Written for The Collective Review, 24 July 2009
So why do critics bother compiling advance Pick of the Fringe Programme lists at all?
The socially acceptable reason is to provide Fringe patrons with navigation points. The programme’s Theatre section contains hundreds of shows, each one summed up in maybe twenty words. That makes it difficult to sift the diamonds from the dross, especially when many of the shows are world premieres and many of the companies newly formed. Between them, the critics have thousands of hours of expertise, which better qualifies them to judge which shows are worth your time.
Fair enough: it’s part of a critic’s function to make value judgements based on their experience (though whether it’s their primary function is a topic for another time). But letting the experts think for you is at odds with the spirit of the Festival: by all means take their advice, but make sure you also scan the programme for entries that pique your own unique interest, and see a show in a dank hole because the good-looking boy/girl/other handing out flyers winked at you.

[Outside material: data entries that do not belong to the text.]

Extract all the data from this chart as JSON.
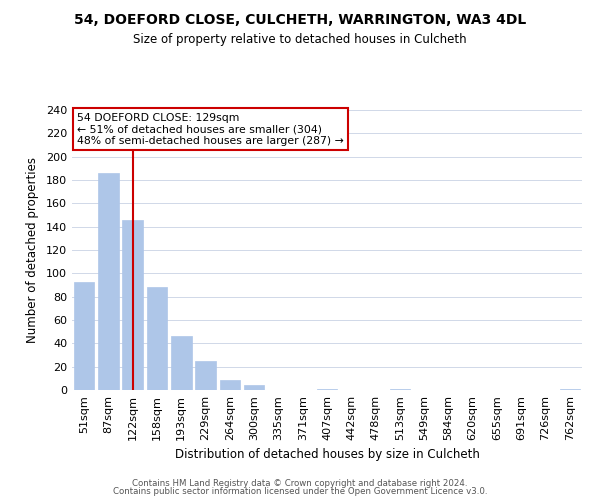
{
  "title": "54, DOEFORD CLOSE, CULCHETH, WARRINGTON, WA3 4DL",
  "subtitle": "Size of property relative to detached houses in Culcheth",
  "xlabel": "Distribution of detached houses by size in Culcheth",
  "ylabel": "Number of detached properties",
  "bar_labels": [
    "51sqm",
    "87sqm",
    "122sqm",
    "158sqm",
    "193sqm",
    "229sqm",
    "264sqm",
    "300sqm",
    "335sqm",
    "371sqm",
    "407sqm",
    "442sqm",
    "478sqm",
    "513sqm",
    "549sqm",
    "584sqm",
    "620sqm",
    "655sqm",
    "691sqm",
    "726sqm",
    "762sqm"
  ],
  "bar_values": [
    93,
    186,
    146,
    88,
    46,
    25,
    9,
    4,
    0,
    0,
    1,
    0,
    0,
    1,
    0,
    0,
    0,
    0,
    0,
    0,
    1
  ],
  "bar_color": "#aec6e8",
  "bar_edge_color": "#aec6e8",
  "vline_x": 2,
  "vline_color": "#cc0000",
  "ylim": [
    0,
    240
  ],
  "yticks": [
    0,
    20,
    40,
    60,
    80,
    100,
    120,
    140,
    160,
    180,
    200,
    220,
    240
  ],
  "annotation_title": "54 DOEFORD CLOSE: 129sqm",
  "annotation_line1": "← 51% of detached houses are smaller (304)",
  "annotation_line2": "48% of semi-detached houses are larger (287) →",
  "annotation_box_color": "#ffffff",
  "annotation_box_edge": "#cc0000",
  "footer1": "Contains HM Land Registry data © Crown copyright and database right 2024.",
  "footer2": "Contains public sector information licensed under the Open Government Licence v3.0.",
  "background_color": "#ffffff",
  "grid_color": "#d0d8e8"
}
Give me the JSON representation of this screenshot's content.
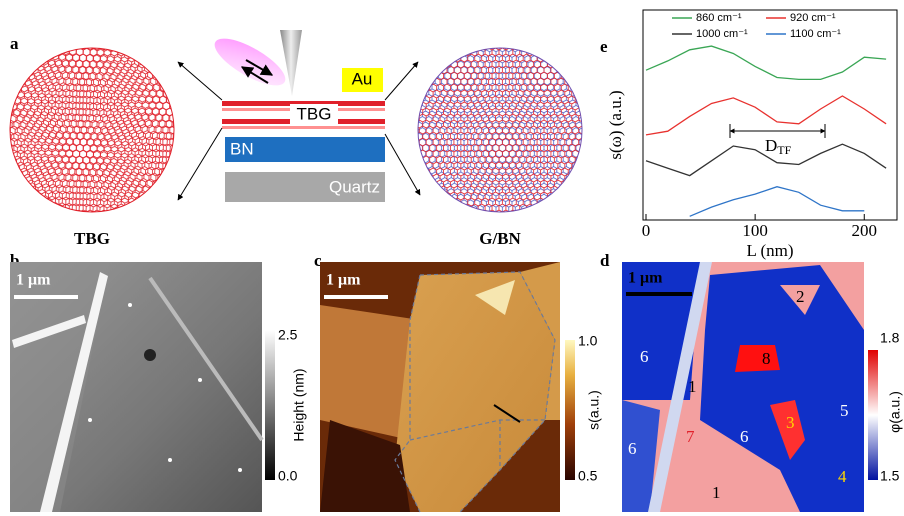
{
  "panels": {
    "a": {
      "label": "a",
      "au": "Au",
      "tbg_layer": "TBG",
      "bn": "BN",
      "quartz": "Quartz",
      "left_circle": "TBG",
      "right_circle": "G/BN"
    },
    "b": {
      "label": "b",
      "scale_bar": "1 μm",
      "colorbar_ticks": [
        "2.5",
        "0.0"
      ],
      "colorbar_label": "Height (nm)"
    },
    "c": {
      "label": "c",
      "scale_bar": "1 μm",
      "colorbar_ticks": [
        "1.0",
        "0.5"
      ],
      "colorbar_label": "s(a.u.)"
    },
    "d": {
      "label": "d",
      "scale_bar": "1 μm",
      "colorbar_ticks": [
        "1.8",
        "1.5"
      ],
      "colorbar_label": "φ(a.u.)",
      "region_labels": [
        "2",
        "6",
        "8",
        "1",
        "3",
        "5",
        "6",
        "7",
        "6",
        "4",
        "1"
      ]
    },
    "e": {
      "label": "e",
      "chart_data": {
        "type": "line",
        "xlabel": "L (nm)",
        "ylabel": "s(ω) (a.u.)",
        "annotation": {
          "main": "D",
          "sub": "TF"
        },
        "x": [
          0,
          20,
          40,
          60,
          80,
          100,
          120,
          140,
          160,
          180,
          200,
          220
        ],
        "xlim": [
          0,
          230
        ],
        "xticks": [
          0,
          100,
          200
        ],
        "ylim": [
          0,
          10
        ],
        "series": [
          {
            "name": "860 cm⁻¹",
            "color": "#3aa655",
            "values": [
              8.1,
              8.6,
              9.2,
              9.4,
              9.0,
              8.3,
              7.7,
              7.6,
              7.6,
              8.0,
              8.8,
              8.7
            ]
          },
          {
            "name": "920 cm⁻¹",
            "color": "#e8322f",
            "values": [
              4.6,
              4.8,
              5.6,
              6.3,
              6.6,
              6.1,
              5.3,
              5.2,
              6.0,
              6.7,
              6.0,
              5.2
            ]
          },
          {
            "name": "1000 cm⁻¹",
            "color": "#333333",
            "values": [
              3.2,
              2.8,
              2.4,
              3.2,
              4.0,
              3.8,
              3.1,
              3.0,
              3.6,
              4.1,
              3.6,
              2.8
            ]
          },
          {
            "name": "1100 cm⁻¹",
            "color": "#2f75c8",
            "values": [
              null,
              null,
              0.2,
              0.7,
              1.1,
              1.4,
              1.8,
              1.5,
              0.8,
              0.5,
              0.5,
              null
            ]
          }
        ]
      }
    }
  }
}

The less noble reason behind the recommendation list is self- (or employer-) aggrandisement. Every critic wants to be the one that predicted this year’s surprise hit, to be seen to know their onions, to be perspicacious, to be near-supernaturally foresighted. Come September, we all wish we could write the I Told You So column, because it’s our job to state opinions, and having those opinions proved right is confirmation that we’re good at our job.
Unfortunately, it’s a futile aspiration. Singling out a show from a field of hundreds in a national newspaper or magazine immediately disqualifies that show from the longlist for Surprise Hit of the Fringe; even if one of the shows you nominate does unexpectedly well, it isn’t a surprise, because a critic in a national newspaper or magazine predicted it a month before the Festival opened. Another show, even one that proves less successful, will pick up the Surprise Hit title, because no one saw it coming.
Perhaps all the critics should hand their predictions in sealed envelopes to an independent adjudicator within a week of the programme being released, so we can have our I Told You So moments without unintentionally influencing the results. Or perhaps everyone should admit that the Festival’s power to surprise is one of its greatest assets, and second-guessing what’s coming defuses that power.
Prediction lists make a story of the critic (“Critic X told you Show Y would be big!”) and steal focus from the real story (“Show Y proves unexpectedly big!”). Reporting news before it happens is, whether consciously or unconsciously, an attempt to influence the news. So how about we all wait until curtain up and report the news as it happens?